ここまでの内容をざっくりとおさらいすると、消費税額の計算について、本則課税と原則課税は次のような違いがありましたね。
【本則課税】
・納付すべき消費税額=売上げに係る消費税額ー仕入れに係る消費税額
【簡易課税】
・納付すべき消費税額=売上げに係る消費税額ー(売上げに係る消費税額×事業区分に応じて定められたみなし仕入率)
つまり、本則課税と簡易課税の消費税額の差は、2つめの項(マイナスの項)によって現れることになります。よって、シンプルに考えてみると、「仕入れに係る消費税額が大きければ本則課税が有利で、仕入れに係る消費税額が小さければ簡易課税が有利」ということになります。
例を挙げて考えてみましょう。次ような会社を想定して消費税額の違いを計算してみます。
・売上高:1100万円(税込)
・仕入高:110万円(税込)
・水道光熱費:11万円(税込)
・業種:小売業
この会社について、本則課税と簡易課税でそれぞれ税額を計算してみます。
【本則課税の場合】
・納付すべき消費税額=売上げに係る消費税額ー仕入れに係る消費税額=100万円ー10万円ー1万円=89万円
【簡易課税の場合】
・納付すべき消費税額=売上げに係る消費税額ー(売上げに係る消費税額×事業区分に応じて定められたみなし仕入率)=100万円ー(100万円×80%)=20万円
このように、この会社の場合は売上高に対して仕入高・水道光熱費の金額が小さいので、簡易課税の方が本則課税と比べて69万円も有利だということになります。
ここで、しっかり記事を読まれている方でしたら、「利益が大きければ簡易課税が有利で、利益が小さければ本則課税が有利ということだな」と思われるかもしれません。イメージとしてはこれでもよいのですが、この考え方は非常に危険です。
これは、利益が小さくても、「売上げに係る消費税額ー仕入れに係る消費税額」の値が大きいというケースは往々にしてあるからなのです。

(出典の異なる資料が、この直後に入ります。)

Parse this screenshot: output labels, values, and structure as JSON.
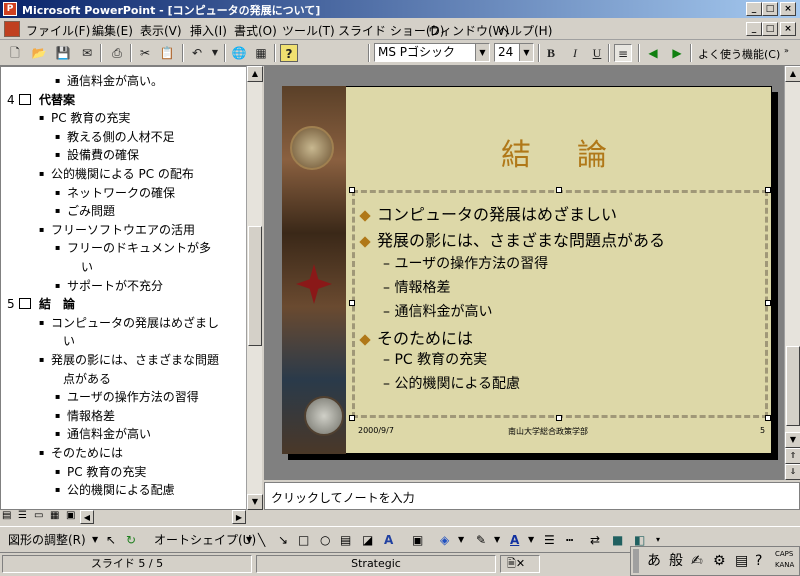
{
  "window": {
    "title": "Microsoft PowerPoint - [コンピュータの発展について]"
  },
  "menu": {
    "items": [
      "ファイル(F)",
      "編集(E)",
      "表示(V)",
      "挿入(I)",
      "書式(O)",
      "ツール(T)",
      "スライド ショー(D)",
      "ウィンドウ(W)",
      "ヘルプ(H)"
    ]
  },
  "toolbar": {
    "font_name": "MS Pゴシック",
    "font_size": "24",
    "bold": "B",
    "italic": "I",
    "underline": "U",
    "common_tasks": "よく使う機能(C)"
  },
  "outline": {
    "lines": [
      {
        "level": 2,
        "text": "通信料金が高い。"
      },
      {
        "level": 0,
        "num": "4",
        "text": "代替案"
      },
      {
        "level": 1,
        "text": "PC 教育の充実"
      },
      {
        "level": 2,
        "text": "教える側の人材不足"
      },
      {
        "level": 2,
        "text": "設備費の確保"
      },
      {
        "level": 1,
        "text": "公的機関による PC の配布"
      },
      {
        "level": 2,
        "text": "ネットワークの確保"
      },
      {
        "level": 2,
        "text": "ごみ問題"
      },
      {
        "level": 1,
        "text": "フリーソフトウエアの活用"
      },
      {
        "level": 2,
        "text": "フリーのドキュメントが多"
      },
      {
        "level": 3,
        "text": "い"
      },
      {
        "level": 2,
        "text": "サポートが不充分"
      },
      {
        "level": 0,
        "num": "5",
        "text": "結　論"
      },
      {
        "level": 1,
        "text": "コンピュータの発展はめざまし"
      },
      {
        "level": 4,
        "text": "い"
      },
      {
        "level": 1,
        "text": "発展の影には、さまざまな問題"
      },
      {
        "level": 4,
        "text": "点がある"
      },
      {
        "level": 2,
        "text": "ユーザの操作方法の習得"
      },
      {
        "level": 2,
        "text": "情報格差"
      },
      {
        "level": 2,
        "text": "通信料金が高い"
      },
      {
        "level": 1,
        "text": "そのためには"
      },
      {
        "level": 2,
        "text": "PC 教育の充実"
      },
      {
        "level": 2,
        "text": "公的機関による配慮"
      }
    ]
  },
  "slide": {
    "title": "結　論",
    "bullets": [
      {
        "level": 1,
        "text": "コンピュータの発展はめざましい"
      },
      {
        "level": 1,
        "text": "発展の影には、さまざまな問題点がある"
      },
      {
        "level": 2,
        "text": "ユーザの操作方法の習得"
      },
      {
        "level": 2,
        "text": "情報格差"
      },
      {
        "level": 2,
        "text": "通信料金が高い"
      },
      {
        "level": 1,
        "text": "そのためには"
      },
      {
        "level": 2,
        "text": "PC 教育の充実"
      },
      {
        "level": 2,
        "text": "公的機関による配慮"
      }
    ],
    "date": "2000/9/7",
    "organization": "南山大学総合政策学部",
    "number": "5"
  },
  "notes": {
    "placeholder": "クリックしてノートを入力"
  },
  "drawing": {
    "draw_label": "図形の調整(R)",
    "autoshape_label": "オートシェイプ(U)"
  },
  "status": {
    "slide": "スライド 5 / 5",
    "design": "Strategic"
  },
  "ime": {
    "mode": "あ",
    "kanji": "般",
    "caps": "CAPS",
    "kana": "KANA"
  }
}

どういうことかというと、先ほどの会社のケースでは、経費は全て税込(課税される経費のみ)でしたね。では、次のようなケースだとどうなるでしょうか。
・売上高:1100万円(税込)
・役員報酬:900万円
・業種:サービス業
この会社について、本則課税と簡易課税でそれぞれ税額を計算してみます。
【本則課税の場合】
・納付すべき消費税額=売上げに係る消費税額ー仕入れに係る消費税額=100万円ー0円=100万円
【簡易課税の場合】
・納付すべき消費税額=売上げに係る消費税額ー(売上げに係る消費税額×事業区分に応じて定められたみなし仕入率)=100万円ー(100万円×50%)=50万円
このように、利益が小さいにも関わらず、本則課税より簡易課税の方が50万円有利という結果になっています。これは、人件費は非課税のため、本則課税の計算において「仕入れに係る消費税額」として控除できないため生じた結果です。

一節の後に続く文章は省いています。